Pompeo: Bakın ben daha önce CIA'in başındaydım. İstihbarat birimleri şüphesiz zaman zaman bazı şeyleri yanlış değerlendirir. Ancak genel çalışma biçimleri mükemmeldir. Onlara inanılmalı ve güvenilmelidir. Batılı ülkeler ve liberal demokrasiler ortak değerleri paylaşır. Çinliler bu değerleri paylaşmıyor. Eğer Huawei iseniz, Çin hükümeti ile çalışmalısınız. Çünkü yönetim kurulunda Komünist Partinin üç üyesi bulunuyor. Bu çok tutarsız, Avrupa ve ABD halkının güvenliğinin korunmasıyla çelişiyor. Avrupalılar mahremiyeti çok önemsiyor, bunu çok iyi biliyorum. Birileri Çin hükümetinin erişimi ve kontrolü olan bir ağ üzerinden akan özel bilgileri gizli tutamaz.
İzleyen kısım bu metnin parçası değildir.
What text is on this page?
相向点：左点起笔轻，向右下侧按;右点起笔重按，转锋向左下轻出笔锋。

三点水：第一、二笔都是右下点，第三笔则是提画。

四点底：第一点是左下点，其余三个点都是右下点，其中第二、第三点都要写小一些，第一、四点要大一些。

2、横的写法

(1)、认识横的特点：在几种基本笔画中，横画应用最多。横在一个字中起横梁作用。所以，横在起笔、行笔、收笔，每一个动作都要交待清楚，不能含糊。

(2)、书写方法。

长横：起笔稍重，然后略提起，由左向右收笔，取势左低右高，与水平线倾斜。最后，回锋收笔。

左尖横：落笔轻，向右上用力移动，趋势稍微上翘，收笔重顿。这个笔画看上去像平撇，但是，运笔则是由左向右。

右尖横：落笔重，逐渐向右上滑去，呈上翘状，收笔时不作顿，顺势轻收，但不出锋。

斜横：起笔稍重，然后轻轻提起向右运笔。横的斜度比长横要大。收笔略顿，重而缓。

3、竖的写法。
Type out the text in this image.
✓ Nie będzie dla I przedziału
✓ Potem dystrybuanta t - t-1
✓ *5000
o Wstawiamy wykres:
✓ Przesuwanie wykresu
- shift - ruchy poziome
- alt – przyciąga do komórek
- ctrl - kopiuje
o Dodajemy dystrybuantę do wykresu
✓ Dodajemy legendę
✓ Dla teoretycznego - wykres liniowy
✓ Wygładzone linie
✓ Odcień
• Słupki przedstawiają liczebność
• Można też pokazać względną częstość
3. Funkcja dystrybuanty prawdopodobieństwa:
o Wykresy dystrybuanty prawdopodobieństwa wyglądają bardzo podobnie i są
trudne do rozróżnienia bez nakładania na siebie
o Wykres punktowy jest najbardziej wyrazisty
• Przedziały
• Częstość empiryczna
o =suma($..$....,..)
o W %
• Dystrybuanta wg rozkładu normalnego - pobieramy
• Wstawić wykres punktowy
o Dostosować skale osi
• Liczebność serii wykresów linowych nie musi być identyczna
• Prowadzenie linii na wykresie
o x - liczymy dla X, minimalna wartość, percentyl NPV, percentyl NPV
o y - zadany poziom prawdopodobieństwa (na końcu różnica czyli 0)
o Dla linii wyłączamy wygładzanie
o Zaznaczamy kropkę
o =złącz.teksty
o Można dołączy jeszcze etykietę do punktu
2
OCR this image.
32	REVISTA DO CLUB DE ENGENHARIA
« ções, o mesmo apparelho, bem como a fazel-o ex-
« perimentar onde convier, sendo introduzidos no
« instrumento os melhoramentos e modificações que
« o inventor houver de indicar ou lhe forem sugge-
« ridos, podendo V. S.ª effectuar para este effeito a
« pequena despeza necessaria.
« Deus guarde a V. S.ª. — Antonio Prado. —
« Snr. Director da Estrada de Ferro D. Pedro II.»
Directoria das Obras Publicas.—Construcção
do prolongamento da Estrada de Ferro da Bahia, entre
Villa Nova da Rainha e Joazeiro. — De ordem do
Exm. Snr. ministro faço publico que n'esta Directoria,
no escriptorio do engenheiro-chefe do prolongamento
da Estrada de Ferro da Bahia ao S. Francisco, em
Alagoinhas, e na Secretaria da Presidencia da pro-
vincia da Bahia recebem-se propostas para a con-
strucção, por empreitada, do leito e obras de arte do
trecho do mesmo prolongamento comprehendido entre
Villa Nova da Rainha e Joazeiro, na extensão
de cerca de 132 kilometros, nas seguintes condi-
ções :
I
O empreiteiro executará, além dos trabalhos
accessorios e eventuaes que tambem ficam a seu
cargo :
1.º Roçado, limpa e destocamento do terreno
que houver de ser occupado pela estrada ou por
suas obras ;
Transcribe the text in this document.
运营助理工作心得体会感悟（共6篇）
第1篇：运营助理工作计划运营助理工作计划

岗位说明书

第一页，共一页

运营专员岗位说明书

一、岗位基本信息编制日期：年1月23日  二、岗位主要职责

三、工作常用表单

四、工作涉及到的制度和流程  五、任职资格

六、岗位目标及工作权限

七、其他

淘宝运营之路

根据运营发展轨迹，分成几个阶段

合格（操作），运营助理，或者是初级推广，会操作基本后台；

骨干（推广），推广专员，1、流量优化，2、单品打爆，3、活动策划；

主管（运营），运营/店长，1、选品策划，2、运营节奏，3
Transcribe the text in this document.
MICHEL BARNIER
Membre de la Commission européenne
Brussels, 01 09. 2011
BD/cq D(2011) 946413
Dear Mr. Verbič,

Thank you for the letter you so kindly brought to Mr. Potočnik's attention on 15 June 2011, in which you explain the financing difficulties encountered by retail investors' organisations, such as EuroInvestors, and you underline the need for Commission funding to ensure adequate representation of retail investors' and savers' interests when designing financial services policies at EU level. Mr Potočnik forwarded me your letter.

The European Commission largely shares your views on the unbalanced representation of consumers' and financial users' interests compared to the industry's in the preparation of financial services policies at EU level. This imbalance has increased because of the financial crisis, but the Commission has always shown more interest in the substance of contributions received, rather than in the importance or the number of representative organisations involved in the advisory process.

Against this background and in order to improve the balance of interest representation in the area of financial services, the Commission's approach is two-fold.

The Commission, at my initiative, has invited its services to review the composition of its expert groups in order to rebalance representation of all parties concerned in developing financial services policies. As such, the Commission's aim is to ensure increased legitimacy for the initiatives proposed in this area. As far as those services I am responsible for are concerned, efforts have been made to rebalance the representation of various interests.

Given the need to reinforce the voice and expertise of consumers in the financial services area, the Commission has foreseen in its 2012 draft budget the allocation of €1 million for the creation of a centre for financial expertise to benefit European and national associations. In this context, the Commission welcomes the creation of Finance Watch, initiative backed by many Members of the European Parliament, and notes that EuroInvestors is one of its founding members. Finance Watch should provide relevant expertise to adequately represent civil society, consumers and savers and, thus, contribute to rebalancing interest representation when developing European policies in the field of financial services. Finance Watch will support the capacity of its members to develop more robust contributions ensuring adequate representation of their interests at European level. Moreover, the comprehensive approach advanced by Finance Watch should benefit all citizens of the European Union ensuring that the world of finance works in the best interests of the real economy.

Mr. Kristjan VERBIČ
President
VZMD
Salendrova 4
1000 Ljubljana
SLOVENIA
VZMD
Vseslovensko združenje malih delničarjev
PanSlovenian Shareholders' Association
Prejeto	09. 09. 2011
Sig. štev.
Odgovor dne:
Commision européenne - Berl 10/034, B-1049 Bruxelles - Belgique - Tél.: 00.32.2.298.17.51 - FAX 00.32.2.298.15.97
euronews: İlişkilerin bazı belirli konularda gergin olduğunu söylemenin yerinde olacağını düşünüyorum. Trump yönetiminin Avrupa'daki müttefiklerinin uyarılarını biraz daha dikkate alması gerektiğini düşünüyor musunuz? Bugün bile Trump'ın Londra Belediye Başkanı hakkında Twitter'dan yaptığı paylaşım ortada. Bu ilişkilerin iyileşmesine yardımcı olmuyor, sizce de öyle değil mi?

Pompeo: Londra Belediye Başkanı Trump'a korkunç davrandı. Kendi adıma konuşacak olursam, bir sene ve birkaç aydır Dışişleri Bakanı olarak görev yapıyorum. Avrupalı ortaklarımızı daima dinliyoruz. Değer verdikleri şeylere, çıkarlarına dikkat ediyoruz. Amerika ve Avrupa'nın uzun bir geçmişi var, aynı fikirde olmadığımız zamanlar da oldu. Bunun devam edeceğinden eminim, ancak genel olarak aradaki ilişkinin mükemmel olduğunu düşünüyorum.

"Avrupa ile İran tehdidine karşı özünde ortak bir görüşe sahibiz"

euronews: Daha önce söylediğinizin aksine şu an İran'la ön koşul olmadan görüşmeye istekli gibisiniz. Bu konudaki politikanız değişti mi?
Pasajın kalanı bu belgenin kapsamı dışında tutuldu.